Evidence for general occurrence of homospermidine in plants and its supposed origin as by-product of deoxyhypusine synthase.

Deoxyhypusine synthase (DHS) is involved in the post-translational activation of the eukaryotic initiation factor 5A (eIF5A) and, as a side-reaction, catalyzes the formation of homospermidine if its substrate, the eIF5A precursor protein, is replaced by putrescine. Plant homospermidine synthase is assumed to be phylogenetically derived from DHS; it represents a DHS having lost its intrinsic activity. The enzyme is expressed in plants producing pyrrolizidine alkaloids where it catalyzes the formation of homospermidine the unique precursor of pyrrolizidine alkaloids. Here we show that 29 species randomly selected from 18 angiosperm families as well as a few other terrestrial plant species, all were able to produce small amounts of homospermidine. Basing on these results and in the context of literature on the occurrence of homospermidine in the organismic kingdoms, a universal occurrence of homospermidine is assumed and ubiquitous DHS is suggested to be responsible for its formation. The synthesis of homospermidine as an enzymatic by-product of an essential enzyme is discussed in respect to the evolutionary origin of homospermidine synthase and the biosynthetic pathway of pyrrolizidine alkaloids.

Molecular evolution by change of function. Alkaloid-specific homospermidine synthase retained all properties of deoxyhypusine synthase except binding the eIF5A precursor protein.

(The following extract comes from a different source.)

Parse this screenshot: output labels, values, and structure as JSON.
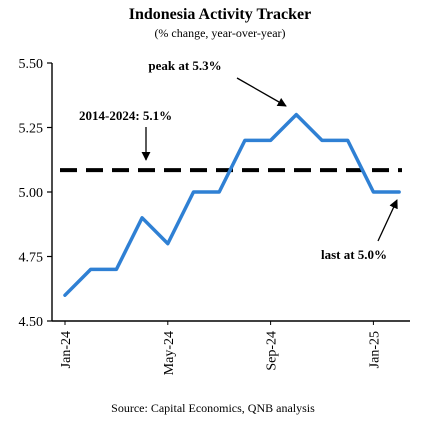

Deoxyhypusine synthase participates in the post-translational activation of the eukaryotic initiation factor 5A (eIF5A). The enzyme transfers the aminobutyl moiety of spermidine to a specific lysine residue in the eIF5A precursor protein, i.e. eIF5A(lys). Homospermidine synthase catalyzes an analogous reaction but uses putrescine instead of eIF5A(lys) as substrate yielding the rare polyamine homospermidine as product. Homospermidine is an essential precursor in the biosynthesis of pyrrolizidine alkaloids, an important class of plant defense compounds against herbivores. Sequence comparisons of the two enzymes indicate an evolutionary origin of homospermidine synthase from ubiquitous deoxyhypusine synthase. The two recombinant enzymes from Senecio vernalis were purified, and their properties were compared. Protein-protein binding and kinetic substrate competition studies confirmed that homospermidine synthase, in comparison to deoxyhypusine synthase, lost the ability to bind the eIF5A(lys) to its surface. The two enzymes show the same unique substrate specificities, catalyze the aminobutylation of putrescine with the same specific activities, and exhibit almost identical Michaelis kinetics. In conclusion, homospermidine synthase behaves like a deoxyhypusine synthase that lost its major function (aminobutylation of eIF5A precursor protein) but retained unaltered its side activity (aminobutylation of putrescine). It is suggested as having evolved from deoxyhypusine synthase by gene duplication and being recruited for a new function.